I really hope to find lots of time in Istanbul to focus on writing and drawing. Mix some dating and sightseeing in there and my schedule will most likely be more than full. Who has time to work, anyway? In all seriousness, though, I need to start focusing on writing or selling drawing or something. I’ve got to apply myself in some way to make some money. Take some risks with a few things. I hope I feel inspired to do that – or just force myself to regardless of how I feel. Yeah, that sounds like it might be a little more likely than the feeling inspired, but who knows.

17.4.14

While walking to work today I had an interesting thought/revelation. I live in a world that’s currently uninhabited. There are people around me, but I don’t see them as alive or awake. I’m not even sure I am. In fact, I don’t think that I am. I think that I’m headed in that direction, but I’ve been wrong in the past. And, like I figured out a decade ago, dig deep enough and the only thing I’ll find is nothing, but that nothing is what’s beautiful.

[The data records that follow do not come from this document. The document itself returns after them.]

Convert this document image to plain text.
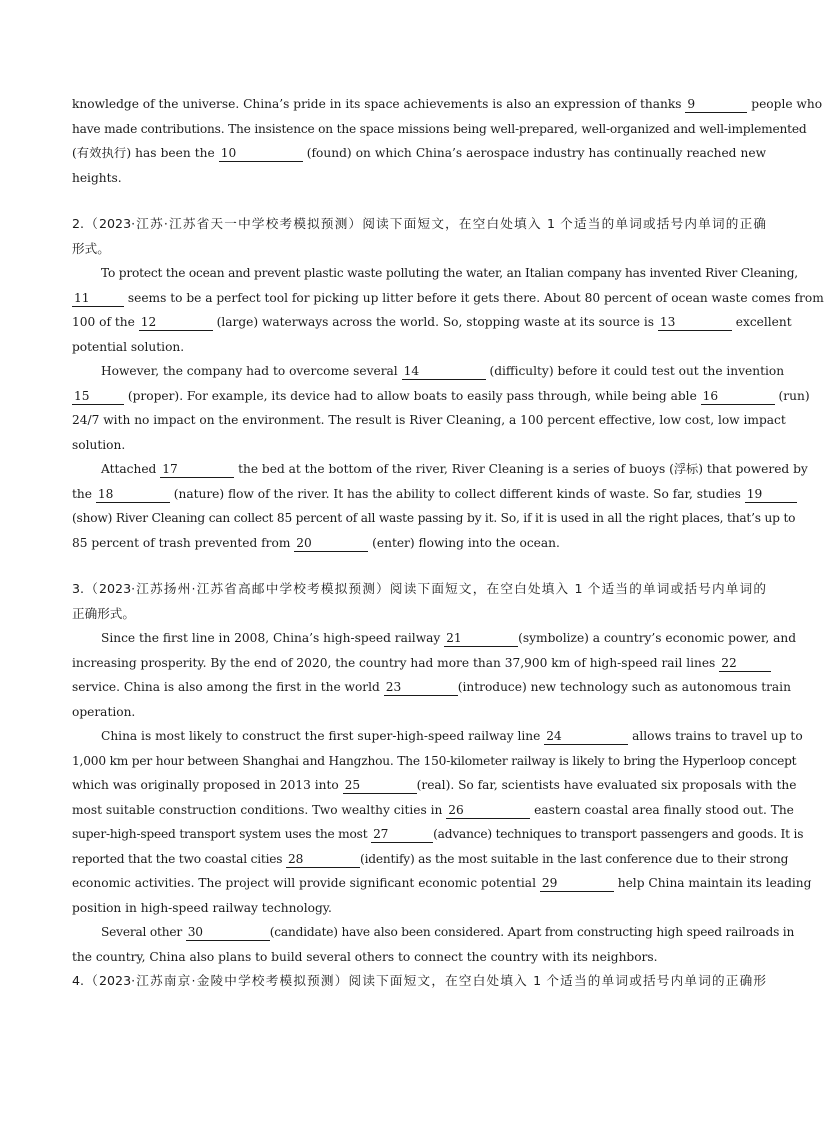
knowledge of the universe. China’s pride in its space achievements is also an expression of thanks 9	people who
have made contributions. The insistence on the space missions being well-prepared, well-organized and well-implemented
(有效执行) has been the 10	(found) on which China’s aerospace industry has continually reached new
heights.
2.（2023·江苏·江苏省天一中学校考模拟预测）阅读下面短文，在空白处填入 1 个适当的单词或括号内单词的正确
形式。
To protect the ocean and prevent plastic waste polluting the water, an Italian company has invented River Cleaning,
11	seems to be a perfect tool for picking up litter before it gets there. About 80 percent of ocean waste comes from
100 of the 12	(large) waterways across the world. So, stopping waste at its source is 13	excellent
potential solution.
However, the company had to overcome several 14	(difficulty) before it could test out the invention
15	(proper). For example, its device had to allow boats to easily pass through, while being able 16	(run)
24/7 with no impact on the environment. The result is River Cleaning, a 100 percent effective, low cost, low impact
solution.
Attached 17	the bed at the bottom of the river, River Cleaning is a series of buoys (浮标) that powered by
the 18	(nature) flow of the river. It has the ability to collect different kinds of waste. So far, studies 19
(show) River Cleaning can collect 85 percent of all waste passing by it. So, if it is used in all the right places, that’s up to
85 percent of trash prevented from 20	(enter) flowing into the ocean.
3.（2023·江苏扬州·江苏省高邮中学校考模拟预测）阅读下面短文，在空白处填入 1 个适当的单词或括号内单词的
正确形式。
Since the first line in 2008, China’s high-speed railway 21	(symbolize) a country’s economic power, and
increasing prosperity. By the end of 2020, the country had more than 37,900 km of high-speed rail lines 22
service. China is also among the first in the world 23	(introduce) new technology such as autonomous train
operation.
China is most likely to construct the first super-high-speed railway line 24	allows trains to travel up to
1,000 km per hour between Shanghai and Hangzhou. The 150-kilometer railway is likely to bring the Hyperloop concept
which was originally proposed in 2013 into 25	(real). So far, scientists have evaluated six proposals with the
most suitable construction conditions. Two wealthy cities in 26	eastern coastal area finally stood out. The
super-high-speed transport system uses the most 27	(advance) techniques to transport passengers and goods. It is
reported that the two coastal cities 28	(identify) as the most suitable in the last conference due to their strong
economic activities. The project will provide significant economic potential 29	help China maintain its leading
position in high-speed railway technology.
Several other 30	(candidate) have also been considered. Apart from constructing high speed railroads in
the country, China also plans to build several others to connect the country with its neighbors.
4.（2023·江苏南京·金陵中学校考模拟预测）阅读下面短文，在空白处填入 1 个适当的单词或括号内单词的正确形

I have moments, like this morning, where my thoughts seem to be on a different plane than normal. Like they are being directed and guided from a different source. I’m still myself, but I feel like I’m a part of the world on a different scale and level than ever before in the past. Like I’m more than just me. They are still my thoughts and I’m still having them, but they’re originating from somewhere I’m not familiar with. I found this morning’s walk to work to be a little unsettling, actually. I enjoy a change in perspective and the ability to see the world through a different lens, but it’s also unfamiliar to enter that mode.

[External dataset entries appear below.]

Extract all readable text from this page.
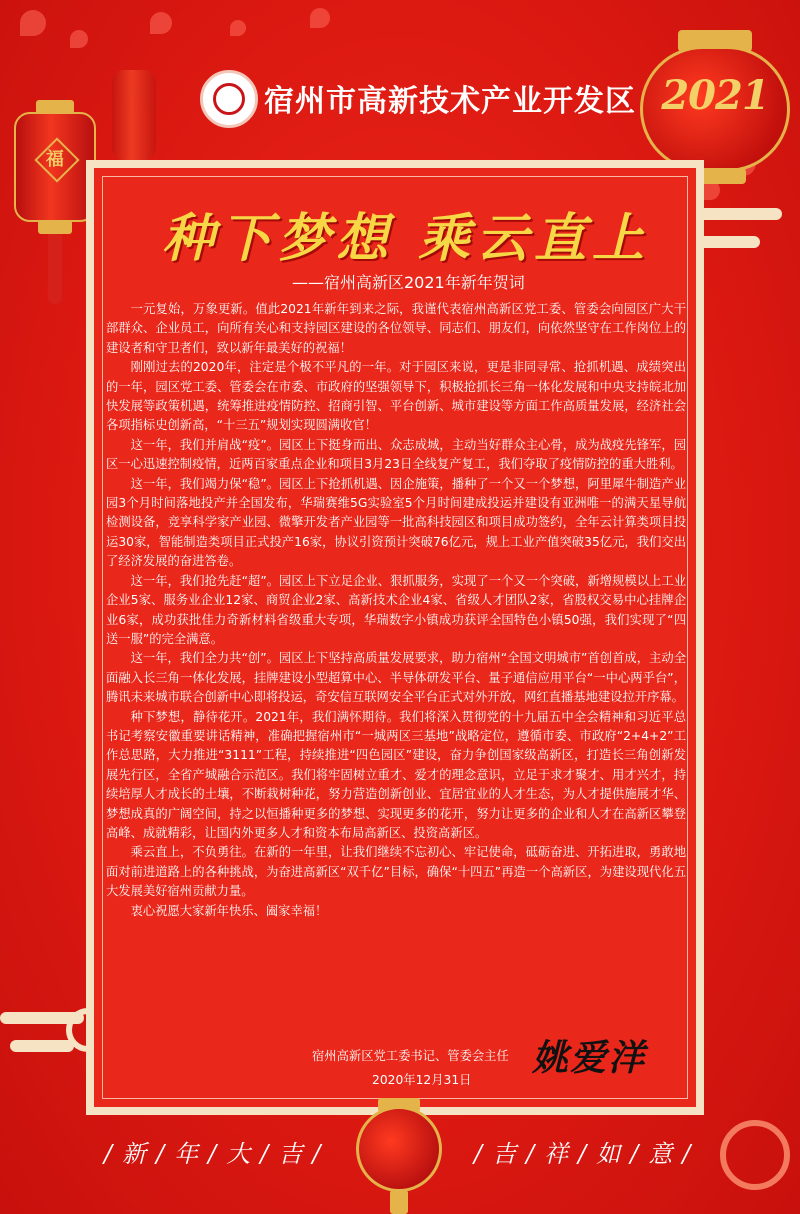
宿州市高新技术产业开发区
福
2021
种下梦想 乘云直上
——宿州高新区2021年新年贺词

一元复始，万象更新。值此2021年新年到来之际，我谨代表宿州高新区党工委、管委会向园区广大干部群众、企业员工，向所有关心和支持园区建设的各位领导、同志们、朋友们，向依然坚守在工作岗位上的建设者和守卫者们，致以新年最美好的祝福！

刚刚过去的2020年，注定是个极不平凡的一年。对于园区来说，更是非同寻常、抢抓机遇、成绩突出的一年，园区党工委、管委会在市委、市政府的坚强领导下，积极抢抓长三角一体化发展和中央支持皖北加快发展等政策机遇，统筹推进疫情防控、招商引智、平台创新、城市建设等方面工作高质量发展，经济社会各项指标史创新高，“十三五”规划实现圆满收官！

这一年，我们并肩战“疫”。园区上下挺身而出、众志成城，主动当好群众主心骨，成为战疫先锋军，园区一心迅速控制疫情，近两百家重点企业和项目3月23日全线复产复工，我们夺取了疫情防控的重大胜利。

这一年，我们竭力保“稳”。园区上下抢抓机遇、因企施策，播种了一个又一个梦想，阿里犀牛制造产业园3个月时间落地投产并全国发布，华瑞赛维5G实验室5个月时间建成投运并建设有亚洲唯一的满天星导航检测设备，竞享科学家产业园、微擎开发者产业园等一批高科技园区和项目成功签约，全年云计算类项目投运30家，智能制造类项目正式投产16家，协议引资预计突破76亿元，规上工业产值突破35亿元，我们交出了经济发展的奋进答卷。

这一年，我们抢先赶“超”。园区上下立足企业、狠抓服务，实现了一个又一个突破，新增规模以上工业企业5家、服务业企业12家、商贸企业2家、高新技术企业4家、省级人才团队2家，省股权交易中心挂牌企业6家，成功获批佳力奇新材料省级重大专项，华瑞数字小镇成功获评全国特色小镇50强，我们实现了“四送一服”的完全满意。

这一年，我们全力共“创”。园区上下坚持高质量发展要求，助力宿州“全国文明城市”首创首成，主动全面融入长三角一体化发展，挂牌建设小型超算中心、半导体研发平台、量子通信应用平台“一中心两乎台”，腾讯未来城市联合创新中心即将投运，奇安信互联网安全平台正式对外开放，网红直播基地建设拉开序幕。

种下梦想，静待花开。2021年，我们满怀期待。我们将深入贯彻党的十九届五中全会精神和习近平总书记考察安徽重要讲话精神，准确把握宿州市“一城两区三基地”战略定位，遵循市委、市政府“2+4+2”工作总思路，大力推进“3111”工程，持续推进“四色园区”建设，奋力争创国家级高新区，打造长三角创新发展先行区，全省产城融合示范区。我们将牢固树立重才、爱才的理念意识，立足于求才聚才、用才兴才，持续培厚人才成长的土壤，不断栽树种花，努力营造创新创业、宜居宜业的人才生态，为人才提供施展才华、梦想成真的广阔空间，持之以恒播种更多的梦想、实现更多的花开，努力让更多的企业和人才在高新区攀登高峰、成就精彩，让国内外更多人才和资本布局高新区、投资高新区。

乘云直上，不负勇往。在新的一年里，让我们继续不忘初心、牢记使命，砥砺奋进、开拓进取，勇敢地面对前进道路上的各种挑战，为奋进高新区“双千亿”目标，确保“十四五”再造一个高新区，为建设现代化五大发展美好宿州贡献力量。

衷心祝愿大家新年快乐、阖家幸福！

宿州高新区党工委书记、管委会主任 姚爱洋
2020年12月31日
/新/年/大/吉/	/吉/祥/如/意/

I had a dream last night. In the dream I was playing cards with some other people and when it came my turn to play I told them they weren’t going to believe it. I had been dealt a whole bunch of aces – like 8 of them. Way more than are in an actual deck.

I’m grateful to be another day closer to being done with this job. I can’t wait to leave China and move on with my life. I’m enjoying myself right now, but Istanbul is going to be more amazing than I can fathom. Woot woot!